(Jacob Bruns, Headline USA) Leftist political donor and former FTX CEO Sam Bankman–Fried has been betrayed by his girlfriend as a part of a plea deal, ZeroHedge reported.
Former Alameda CEO Caroline Ellison, who reportedly maintained an open relationship with Bankman–Fried prior to the FTX downfall, has agreed to cooperate with prosecutors so that she can get out of jail time.
Per the report, she will get off for all major charges, which would have totaled over 110 years in prison for conspiring and committing wire fraud and money-laundering.
Ellison—the daughter of Massachusetts Institute of Techology economists Glenn and Sara Fisher Ellison, and a family friend of current Securities and Exchange Commission chair Gary Gensler—pleaded guilty on all counts.
However, the charges will be dropped in exchange for her cooperation in getting a much bigger fish: Bankman–Fried, of whom she presumably knows a great deal.
Alameda Capital, Bankman–Fried’s hedge fund, was the basis for the FTX scam.
As separate but related charges, the SEC and the Commodity Futures Trading Commission filed civil lawsuits against Ellison and her colleague, Gary Wang.
We just discovered Caroline Ellison and Gary Wang turned on @SBF_FTX, rattling him out to the Feds.
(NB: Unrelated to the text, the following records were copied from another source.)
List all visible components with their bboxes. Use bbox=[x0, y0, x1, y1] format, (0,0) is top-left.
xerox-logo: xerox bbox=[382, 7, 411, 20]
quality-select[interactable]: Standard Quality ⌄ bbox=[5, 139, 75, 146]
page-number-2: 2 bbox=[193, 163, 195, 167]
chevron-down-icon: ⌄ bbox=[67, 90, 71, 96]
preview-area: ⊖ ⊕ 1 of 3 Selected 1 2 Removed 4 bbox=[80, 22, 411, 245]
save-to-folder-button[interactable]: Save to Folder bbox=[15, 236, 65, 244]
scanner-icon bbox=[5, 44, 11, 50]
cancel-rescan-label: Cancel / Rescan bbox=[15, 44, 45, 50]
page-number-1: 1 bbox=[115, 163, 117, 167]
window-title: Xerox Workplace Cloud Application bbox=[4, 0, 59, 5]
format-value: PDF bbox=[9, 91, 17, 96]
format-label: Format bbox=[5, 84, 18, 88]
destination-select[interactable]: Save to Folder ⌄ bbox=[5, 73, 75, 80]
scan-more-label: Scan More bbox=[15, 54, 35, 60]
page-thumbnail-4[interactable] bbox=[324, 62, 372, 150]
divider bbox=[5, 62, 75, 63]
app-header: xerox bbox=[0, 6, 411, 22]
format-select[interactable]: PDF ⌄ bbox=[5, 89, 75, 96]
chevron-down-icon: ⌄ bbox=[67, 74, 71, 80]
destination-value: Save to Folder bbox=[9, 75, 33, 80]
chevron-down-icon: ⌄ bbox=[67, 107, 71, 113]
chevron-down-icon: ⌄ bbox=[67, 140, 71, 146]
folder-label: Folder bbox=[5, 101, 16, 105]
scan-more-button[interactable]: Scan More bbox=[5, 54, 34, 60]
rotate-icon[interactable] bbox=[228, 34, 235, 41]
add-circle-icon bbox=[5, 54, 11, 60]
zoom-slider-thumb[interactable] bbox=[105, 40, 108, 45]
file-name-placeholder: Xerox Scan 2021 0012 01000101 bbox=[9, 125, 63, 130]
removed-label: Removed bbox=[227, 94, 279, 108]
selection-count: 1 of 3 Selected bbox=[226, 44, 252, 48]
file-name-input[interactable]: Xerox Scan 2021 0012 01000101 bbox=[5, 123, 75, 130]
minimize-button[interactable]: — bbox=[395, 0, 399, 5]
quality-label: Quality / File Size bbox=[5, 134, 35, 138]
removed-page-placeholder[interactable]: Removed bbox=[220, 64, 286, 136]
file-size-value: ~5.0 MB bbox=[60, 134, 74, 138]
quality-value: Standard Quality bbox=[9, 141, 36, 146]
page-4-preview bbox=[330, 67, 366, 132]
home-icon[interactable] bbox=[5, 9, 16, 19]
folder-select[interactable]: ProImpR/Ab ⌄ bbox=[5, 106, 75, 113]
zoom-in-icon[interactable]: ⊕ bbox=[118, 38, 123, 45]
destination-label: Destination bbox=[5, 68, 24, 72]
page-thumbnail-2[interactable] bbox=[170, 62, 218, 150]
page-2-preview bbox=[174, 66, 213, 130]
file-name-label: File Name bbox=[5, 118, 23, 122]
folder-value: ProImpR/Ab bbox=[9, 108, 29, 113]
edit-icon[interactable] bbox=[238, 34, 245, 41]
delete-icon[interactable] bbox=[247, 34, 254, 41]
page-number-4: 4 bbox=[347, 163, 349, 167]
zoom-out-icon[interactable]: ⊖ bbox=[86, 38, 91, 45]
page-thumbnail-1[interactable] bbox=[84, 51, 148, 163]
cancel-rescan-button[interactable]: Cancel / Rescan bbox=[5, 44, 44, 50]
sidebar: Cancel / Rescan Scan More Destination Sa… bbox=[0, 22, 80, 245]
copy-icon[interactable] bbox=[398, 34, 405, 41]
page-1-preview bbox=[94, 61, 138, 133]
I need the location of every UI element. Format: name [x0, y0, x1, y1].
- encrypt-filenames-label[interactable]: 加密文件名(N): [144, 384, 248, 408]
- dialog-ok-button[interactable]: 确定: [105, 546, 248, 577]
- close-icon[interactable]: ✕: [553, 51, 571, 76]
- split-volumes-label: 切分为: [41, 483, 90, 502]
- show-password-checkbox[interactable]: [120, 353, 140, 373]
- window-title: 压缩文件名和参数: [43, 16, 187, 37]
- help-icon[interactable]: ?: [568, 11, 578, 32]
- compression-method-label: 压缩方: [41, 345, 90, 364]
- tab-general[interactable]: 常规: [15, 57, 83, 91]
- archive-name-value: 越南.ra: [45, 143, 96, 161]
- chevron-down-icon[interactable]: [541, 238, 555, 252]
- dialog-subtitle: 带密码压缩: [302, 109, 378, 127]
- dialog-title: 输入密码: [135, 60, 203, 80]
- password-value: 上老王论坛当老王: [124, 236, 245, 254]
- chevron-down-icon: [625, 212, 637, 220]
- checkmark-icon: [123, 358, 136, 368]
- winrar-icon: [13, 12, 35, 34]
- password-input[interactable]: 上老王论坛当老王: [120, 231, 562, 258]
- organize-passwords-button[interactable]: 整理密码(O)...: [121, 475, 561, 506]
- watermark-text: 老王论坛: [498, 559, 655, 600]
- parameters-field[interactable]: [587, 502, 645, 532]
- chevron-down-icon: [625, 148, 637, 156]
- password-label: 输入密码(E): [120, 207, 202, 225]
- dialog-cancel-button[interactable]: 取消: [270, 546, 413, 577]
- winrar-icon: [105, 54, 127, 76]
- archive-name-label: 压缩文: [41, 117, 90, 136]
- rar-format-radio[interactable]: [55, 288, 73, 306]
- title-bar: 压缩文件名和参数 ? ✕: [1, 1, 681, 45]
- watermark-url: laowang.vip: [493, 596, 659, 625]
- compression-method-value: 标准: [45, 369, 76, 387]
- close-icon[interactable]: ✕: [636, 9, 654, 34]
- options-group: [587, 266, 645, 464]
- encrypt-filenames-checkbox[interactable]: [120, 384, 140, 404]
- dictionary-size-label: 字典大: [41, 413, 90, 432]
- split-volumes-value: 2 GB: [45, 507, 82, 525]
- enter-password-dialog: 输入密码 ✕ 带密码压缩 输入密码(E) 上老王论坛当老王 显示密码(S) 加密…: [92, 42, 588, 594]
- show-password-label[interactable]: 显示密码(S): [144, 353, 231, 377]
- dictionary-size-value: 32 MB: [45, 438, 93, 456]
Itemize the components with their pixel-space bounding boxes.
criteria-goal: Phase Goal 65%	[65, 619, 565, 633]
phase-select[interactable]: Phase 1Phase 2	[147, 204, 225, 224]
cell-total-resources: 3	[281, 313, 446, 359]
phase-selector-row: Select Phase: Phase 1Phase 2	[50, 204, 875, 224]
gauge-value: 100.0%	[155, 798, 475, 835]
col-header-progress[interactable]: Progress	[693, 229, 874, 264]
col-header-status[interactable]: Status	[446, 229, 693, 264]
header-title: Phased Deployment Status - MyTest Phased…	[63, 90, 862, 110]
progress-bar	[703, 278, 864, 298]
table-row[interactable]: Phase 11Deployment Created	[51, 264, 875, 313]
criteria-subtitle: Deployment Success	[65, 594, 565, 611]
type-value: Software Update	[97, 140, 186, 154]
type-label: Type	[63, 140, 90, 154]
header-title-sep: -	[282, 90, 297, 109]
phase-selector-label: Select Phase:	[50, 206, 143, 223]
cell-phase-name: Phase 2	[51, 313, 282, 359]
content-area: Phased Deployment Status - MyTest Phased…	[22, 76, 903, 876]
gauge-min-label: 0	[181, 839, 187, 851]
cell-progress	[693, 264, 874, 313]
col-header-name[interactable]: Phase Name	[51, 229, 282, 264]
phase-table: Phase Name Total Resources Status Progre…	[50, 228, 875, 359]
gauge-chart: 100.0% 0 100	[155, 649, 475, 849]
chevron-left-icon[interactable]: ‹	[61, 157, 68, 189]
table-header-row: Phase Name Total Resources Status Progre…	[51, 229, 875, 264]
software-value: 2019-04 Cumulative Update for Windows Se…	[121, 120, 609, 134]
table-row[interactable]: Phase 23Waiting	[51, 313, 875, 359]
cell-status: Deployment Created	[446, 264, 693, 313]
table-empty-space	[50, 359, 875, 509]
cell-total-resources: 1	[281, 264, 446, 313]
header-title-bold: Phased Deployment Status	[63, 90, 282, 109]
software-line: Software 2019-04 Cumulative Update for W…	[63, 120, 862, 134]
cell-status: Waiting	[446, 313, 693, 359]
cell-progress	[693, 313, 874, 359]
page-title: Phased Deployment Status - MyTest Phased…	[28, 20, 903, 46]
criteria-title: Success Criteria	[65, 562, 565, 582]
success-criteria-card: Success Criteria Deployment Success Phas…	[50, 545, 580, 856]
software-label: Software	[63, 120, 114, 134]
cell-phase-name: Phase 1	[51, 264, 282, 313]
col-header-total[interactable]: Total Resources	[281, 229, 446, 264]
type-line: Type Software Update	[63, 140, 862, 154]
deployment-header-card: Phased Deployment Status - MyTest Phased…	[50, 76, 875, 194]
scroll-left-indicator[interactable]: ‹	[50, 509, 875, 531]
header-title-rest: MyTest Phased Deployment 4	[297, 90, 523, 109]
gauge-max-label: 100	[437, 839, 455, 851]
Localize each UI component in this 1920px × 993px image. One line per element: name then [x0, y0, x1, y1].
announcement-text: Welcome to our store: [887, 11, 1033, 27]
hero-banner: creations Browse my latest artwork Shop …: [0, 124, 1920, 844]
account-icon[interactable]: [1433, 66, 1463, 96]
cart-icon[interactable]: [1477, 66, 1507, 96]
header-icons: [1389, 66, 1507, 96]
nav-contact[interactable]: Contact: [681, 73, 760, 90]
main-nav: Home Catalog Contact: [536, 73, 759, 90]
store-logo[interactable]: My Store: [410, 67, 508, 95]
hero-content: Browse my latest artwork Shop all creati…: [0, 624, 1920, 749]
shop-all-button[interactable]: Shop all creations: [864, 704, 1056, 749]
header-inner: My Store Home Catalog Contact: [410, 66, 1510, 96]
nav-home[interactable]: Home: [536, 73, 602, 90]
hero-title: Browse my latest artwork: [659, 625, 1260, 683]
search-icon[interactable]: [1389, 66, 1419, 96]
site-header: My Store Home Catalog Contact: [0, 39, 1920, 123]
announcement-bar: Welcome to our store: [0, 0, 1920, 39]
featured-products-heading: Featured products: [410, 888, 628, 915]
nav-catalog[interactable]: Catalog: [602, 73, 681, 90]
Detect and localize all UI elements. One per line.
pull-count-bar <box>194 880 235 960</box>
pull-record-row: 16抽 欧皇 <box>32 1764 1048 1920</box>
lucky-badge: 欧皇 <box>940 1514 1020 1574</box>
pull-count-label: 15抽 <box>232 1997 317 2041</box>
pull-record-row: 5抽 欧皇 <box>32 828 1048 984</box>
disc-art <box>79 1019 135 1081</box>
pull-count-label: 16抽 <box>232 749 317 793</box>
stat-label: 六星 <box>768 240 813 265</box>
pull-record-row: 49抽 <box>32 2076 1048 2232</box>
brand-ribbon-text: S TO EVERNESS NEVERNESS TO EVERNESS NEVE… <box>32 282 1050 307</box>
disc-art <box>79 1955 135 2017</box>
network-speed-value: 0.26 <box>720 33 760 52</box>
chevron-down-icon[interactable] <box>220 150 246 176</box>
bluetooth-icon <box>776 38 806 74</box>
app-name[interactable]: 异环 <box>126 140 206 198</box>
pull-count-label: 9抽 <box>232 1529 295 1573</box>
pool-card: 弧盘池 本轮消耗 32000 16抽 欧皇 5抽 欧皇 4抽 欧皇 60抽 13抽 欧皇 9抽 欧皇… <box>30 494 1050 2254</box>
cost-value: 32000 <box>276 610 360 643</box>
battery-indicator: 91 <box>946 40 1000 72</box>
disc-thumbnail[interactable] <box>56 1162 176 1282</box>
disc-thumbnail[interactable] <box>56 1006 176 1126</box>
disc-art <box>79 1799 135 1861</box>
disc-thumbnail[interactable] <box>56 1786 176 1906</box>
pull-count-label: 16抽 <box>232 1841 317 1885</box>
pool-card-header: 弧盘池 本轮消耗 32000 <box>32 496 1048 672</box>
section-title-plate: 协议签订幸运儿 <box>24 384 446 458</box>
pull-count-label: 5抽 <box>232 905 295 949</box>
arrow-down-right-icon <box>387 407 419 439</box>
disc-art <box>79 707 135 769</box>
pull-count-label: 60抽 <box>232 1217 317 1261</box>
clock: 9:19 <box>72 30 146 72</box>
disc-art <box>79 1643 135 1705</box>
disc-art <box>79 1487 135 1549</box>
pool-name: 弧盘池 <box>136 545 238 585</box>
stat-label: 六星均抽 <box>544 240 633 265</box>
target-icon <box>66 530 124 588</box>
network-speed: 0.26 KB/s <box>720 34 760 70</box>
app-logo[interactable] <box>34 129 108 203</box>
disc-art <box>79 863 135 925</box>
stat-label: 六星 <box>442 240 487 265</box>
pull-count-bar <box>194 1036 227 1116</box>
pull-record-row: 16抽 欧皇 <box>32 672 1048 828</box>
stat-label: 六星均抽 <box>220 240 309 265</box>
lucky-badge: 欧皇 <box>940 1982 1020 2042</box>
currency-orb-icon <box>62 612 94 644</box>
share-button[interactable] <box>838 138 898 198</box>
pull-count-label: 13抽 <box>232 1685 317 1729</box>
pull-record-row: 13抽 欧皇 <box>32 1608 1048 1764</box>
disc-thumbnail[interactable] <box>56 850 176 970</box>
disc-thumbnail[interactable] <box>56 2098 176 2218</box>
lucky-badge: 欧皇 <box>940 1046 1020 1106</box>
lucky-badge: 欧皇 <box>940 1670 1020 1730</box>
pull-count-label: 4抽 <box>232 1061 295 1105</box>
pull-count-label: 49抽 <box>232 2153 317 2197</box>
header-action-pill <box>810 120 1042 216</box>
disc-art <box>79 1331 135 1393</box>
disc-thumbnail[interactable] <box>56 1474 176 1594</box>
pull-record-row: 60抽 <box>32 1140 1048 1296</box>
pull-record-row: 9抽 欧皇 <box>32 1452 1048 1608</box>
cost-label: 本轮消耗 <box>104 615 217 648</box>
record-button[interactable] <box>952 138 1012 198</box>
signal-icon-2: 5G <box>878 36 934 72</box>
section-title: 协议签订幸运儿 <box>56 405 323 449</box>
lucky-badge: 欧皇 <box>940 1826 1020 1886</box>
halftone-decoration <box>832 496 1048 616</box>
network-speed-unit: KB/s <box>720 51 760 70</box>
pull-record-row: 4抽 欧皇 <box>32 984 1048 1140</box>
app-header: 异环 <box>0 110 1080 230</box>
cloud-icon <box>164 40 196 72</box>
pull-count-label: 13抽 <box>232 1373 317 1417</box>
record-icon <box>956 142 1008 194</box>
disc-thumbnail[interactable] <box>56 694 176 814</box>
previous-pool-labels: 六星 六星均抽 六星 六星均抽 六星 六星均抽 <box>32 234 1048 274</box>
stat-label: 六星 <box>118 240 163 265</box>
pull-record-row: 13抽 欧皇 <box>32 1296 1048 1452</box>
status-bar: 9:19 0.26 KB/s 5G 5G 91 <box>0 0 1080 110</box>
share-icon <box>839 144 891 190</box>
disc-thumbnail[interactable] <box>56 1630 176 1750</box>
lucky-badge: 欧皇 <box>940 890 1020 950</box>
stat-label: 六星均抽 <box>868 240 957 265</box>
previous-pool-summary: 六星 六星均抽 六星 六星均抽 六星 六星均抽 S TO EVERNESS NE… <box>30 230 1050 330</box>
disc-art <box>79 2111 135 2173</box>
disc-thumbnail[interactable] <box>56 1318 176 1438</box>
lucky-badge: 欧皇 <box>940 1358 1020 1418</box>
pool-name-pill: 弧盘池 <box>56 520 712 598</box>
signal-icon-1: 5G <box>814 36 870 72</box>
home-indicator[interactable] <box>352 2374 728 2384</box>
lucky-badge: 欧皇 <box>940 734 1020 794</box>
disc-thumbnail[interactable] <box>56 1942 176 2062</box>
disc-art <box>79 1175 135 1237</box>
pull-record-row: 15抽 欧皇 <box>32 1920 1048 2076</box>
The SEC’s civil (non-criminal) complaint is built on their participation and gives us our first “insider’s account” of the FTX disaster.
I’ve given you 12 key takeaways below:👇🧵 pic.twitter.com/VNL2t09S5Q
— Compound248 (@compound248) December 22, 2022
“As part of their deception, we allege that Caroline Ellison and Sam Bankman–Fried schemed to manipulate the price of FTT, an exchange crypto security token that was integral to FTX, to prop up the value of their house of cards,” said Gensler.
Ellison allegedly “used FTX’s customer assets to pay Alameda’s debts” using billions of their investors’ dollars to fill a massive gap left by a cryptocurrency market crash earlier this year.
Per the CFTC, Wang and Ellison created the algorithms used by FTX and Alameda to “maintain an essentially unlimited line of credit” on the exchange, thereby allowing it to have an “unfair advantage” over other companies.
The code essentially allowed Bankman–Fried to skim assets off the top without customers noticing.
“These critical code features and structural exceptions allowed Alameda to secretly and recklessly siphon FTX customer assets from the FTX platform.”